Nous Européens avons été au XXe siècle, d’est en ouest de notre continent, les acteurs de terribles tragédies historiques commises au nom de la modernité alors qu’elles n’étaient en fait que l’expression contemporaine de l’archaïsme le plus ancestral. Cet archaïsme ressurgit partout actuellement en Europe, et la France est loin de faire exception.

Répression, brutalité, mensonge, manipulation, extermination, conflit, division, terreur, arbitraire... se sont habillés des plus beaux atours, d’abord camouflées sous des termes en apparence anodins ou positifs comme sécurité, modernisation, sincérité, vérité, protection, progrès, libération, identité, efficacité ... jusqu’à ce que leur vraie nature se révèle : cet étrange mélange de folies individuelles et collectives.

Hitler, Staline, Franco, Pétain, Mussolini, et quelques autres en ont été les figures de proue, tandis que les peuples s’embarquaient divisés, avec ferveur ou au contraire avec effroi, dans l’aventure que la folie de ces chefs avait programmée.

Cet archaïsme ressurgit partout actuellement en Europe, et la France est loin de faire exception. Comme l’avait écrit en 1998 Europe 2020 dans son fameux scénario, republié sur Agoravox fin 2005, intitulé « UE 2009 : quand les petits-fils d’Hitler, Franco, Pétain, Mussolini et Staline prendront le pouvoir », plus nous nous éloignons de 1945, plus les archaïsmes qui avaient dominé la période précédente reprennent du « poil de la bête ». Et ne nous y trompons pas : quand l’époque est mûre, l’apparence de l’archaïsme le plus dangereux est toujours celle de la modernité la plus contemporaine.

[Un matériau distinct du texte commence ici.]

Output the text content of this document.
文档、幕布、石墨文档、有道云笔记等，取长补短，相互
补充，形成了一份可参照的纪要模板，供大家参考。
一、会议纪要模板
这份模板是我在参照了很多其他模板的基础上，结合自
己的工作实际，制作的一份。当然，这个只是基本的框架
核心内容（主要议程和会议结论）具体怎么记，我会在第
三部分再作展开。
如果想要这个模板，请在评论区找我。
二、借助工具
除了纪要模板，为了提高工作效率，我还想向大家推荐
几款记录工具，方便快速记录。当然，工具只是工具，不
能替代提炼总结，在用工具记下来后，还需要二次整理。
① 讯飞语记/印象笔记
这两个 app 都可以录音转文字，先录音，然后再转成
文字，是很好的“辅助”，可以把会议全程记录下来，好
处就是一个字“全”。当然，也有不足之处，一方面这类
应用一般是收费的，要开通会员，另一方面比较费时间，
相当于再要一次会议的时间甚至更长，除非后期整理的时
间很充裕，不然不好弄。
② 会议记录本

Ne cherchez donc pas les hommes en uniforme friands de défilés militaires (ils viendront plus tard), mais surveillez bien les discours gestionnaires ronflant d’efficacité, les « valeurs » portées en bandoulière, le recours à la « science » pour légitimer les convictions morales, les rengaines d’histoires à faire peur à l’« honnête citoyen », et les prétentions à protéger tout le monde de tous les dangers.

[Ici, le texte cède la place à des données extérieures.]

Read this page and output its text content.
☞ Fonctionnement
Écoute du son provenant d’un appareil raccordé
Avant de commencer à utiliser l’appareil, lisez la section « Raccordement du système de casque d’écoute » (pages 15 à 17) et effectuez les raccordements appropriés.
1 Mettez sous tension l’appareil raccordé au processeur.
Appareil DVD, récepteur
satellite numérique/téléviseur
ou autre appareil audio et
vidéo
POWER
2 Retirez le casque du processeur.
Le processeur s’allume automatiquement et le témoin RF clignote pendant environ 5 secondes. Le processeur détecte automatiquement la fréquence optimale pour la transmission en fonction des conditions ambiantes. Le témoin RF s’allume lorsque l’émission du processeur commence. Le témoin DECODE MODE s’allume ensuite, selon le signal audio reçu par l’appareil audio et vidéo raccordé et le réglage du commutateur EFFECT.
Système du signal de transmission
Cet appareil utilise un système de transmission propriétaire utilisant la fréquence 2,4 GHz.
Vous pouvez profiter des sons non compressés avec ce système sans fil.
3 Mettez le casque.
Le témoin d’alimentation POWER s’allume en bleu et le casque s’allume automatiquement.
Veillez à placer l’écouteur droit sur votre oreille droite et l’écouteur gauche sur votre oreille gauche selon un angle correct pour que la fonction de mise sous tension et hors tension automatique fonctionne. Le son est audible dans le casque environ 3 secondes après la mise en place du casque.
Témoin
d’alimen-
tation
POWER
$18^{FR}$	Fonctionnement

Ces « archaïques » en costume moderne ne sont certes pas toujours faciles à débusquer car ils sont toujours le fruit d’une époque où ces thèmes font florès. Mais si l’on ouvre bien les yeux, on les identifie rapidement car ils sont toujours à la manoeuvre dans la même direction : diviser, contraindre, empêcher, effrayer... Faisons ainsi un petit tour des formes que peut prendre cet archaïsme européen en pleine résurrection.

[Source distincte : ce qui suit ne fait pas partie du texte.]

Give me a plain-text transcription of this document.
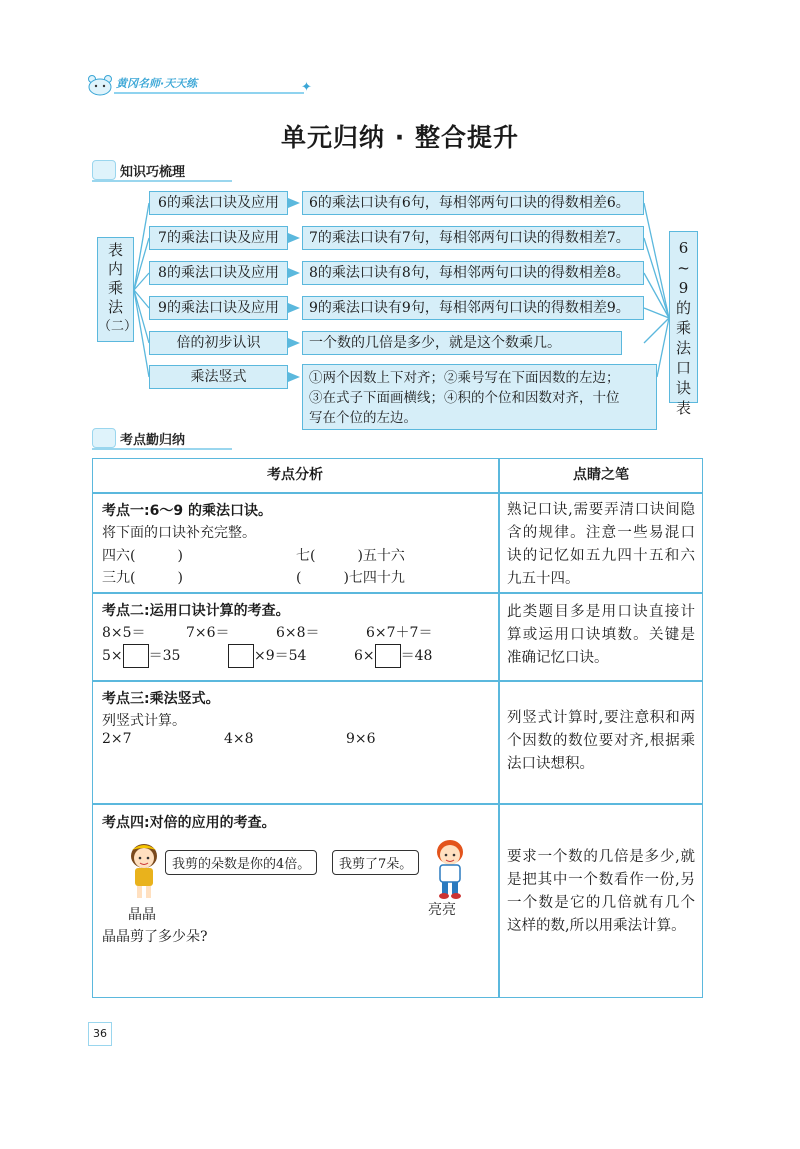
黄冈名师·天天练	✦
单元归纳 · 整合提升
知识巧梳理
表
内
乘
法
（二）
6的乘法口诀及应用	6的乘法口诀有6句，每相邻两句口诀的得数相差6。
7的乘法口诀及应用	7的乘法口诀有7句，每相邻两句口诀的得数相差7。
8的乘法口诀及应用	8的乘法口诀有8句，每相邻两句口诀的得数相差8。
9的乘法口诀及应用	9的乘法口诀有9句，每相邻两句口诀的得数相差9。
倍的初步认识	一个数的几倍是多少，就是这个数乘几。
乘法竖式	①两个因数上下对齐；②乘号写在下面因数的左边；
③在式子下面画横线；④积的个位和因数对齐，十位
写在个位的左边。
6
~
9
的
乘
法
口
诀
表
考点勤归纳
考点分析	点睛之笔
考点一:6～9 的乘法口诀。
将下面的口诀补充完整。
四六(　　　)	七(　　　)五十六
三九(　　　)	(　　　)七四十九
熟记口诀,需要弄清口诀间隐含的规律。注意一些易混口诀的记忆如五九四十五和六九五十四。
考点二:运用口诀计算的考查。
8×5＝	7×6＝	6×8＝	6×7＋7＝
5× ＝35	×9＝54	6× ＝48
此类题目多是用口诀直接计算或运用口诀填数。关键是准确记忆口诀。
考点三:乘法竖式。
列竖式计算。
2×7	4×8	9×6
列竖式计算时,要注意积和两个因数的数位要对齐,根据乘法口诀想积。
考点四:对倍的应用的考查。
我剪的朵数是你的4倍。	我剪了7朵。
晶晶	亮亮
晶晶剪了多少朵?
要求一个数的几倍是多少,就是把其中一个数看作一份,另一个数是它的几倍就有几个这样的数,所以用乘法计算。
36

L’archaïsme, c’est notamment quand la figure du chef, sa volonté, sa folie éclipsent l’esprit, l’aptitude à réfléchir, le sens du discernement du citoyen qui éteint ses inquiétudes et se persuade que le « chef » ne mettra en oeuvre de son programme annoncé que ce qui est « bien » et qu’il laissera tomber ce qui est « mal », que « ces éléments négatifs ne sont ajoutés au discours que pour permettre au chef la conquête du pouvoir, pour qu’il séduise les autres, ces incultes et ces idiots dont il a besoin pour obtenir sa majorité ». C’est ce que pense le citoyen « raisonnable » qu’emporte l’émotionnel et la quête du chef, convaincu qu’il est que l’inculte, le myope, l’idiot, le manipulé, c’est forcément l’Autre...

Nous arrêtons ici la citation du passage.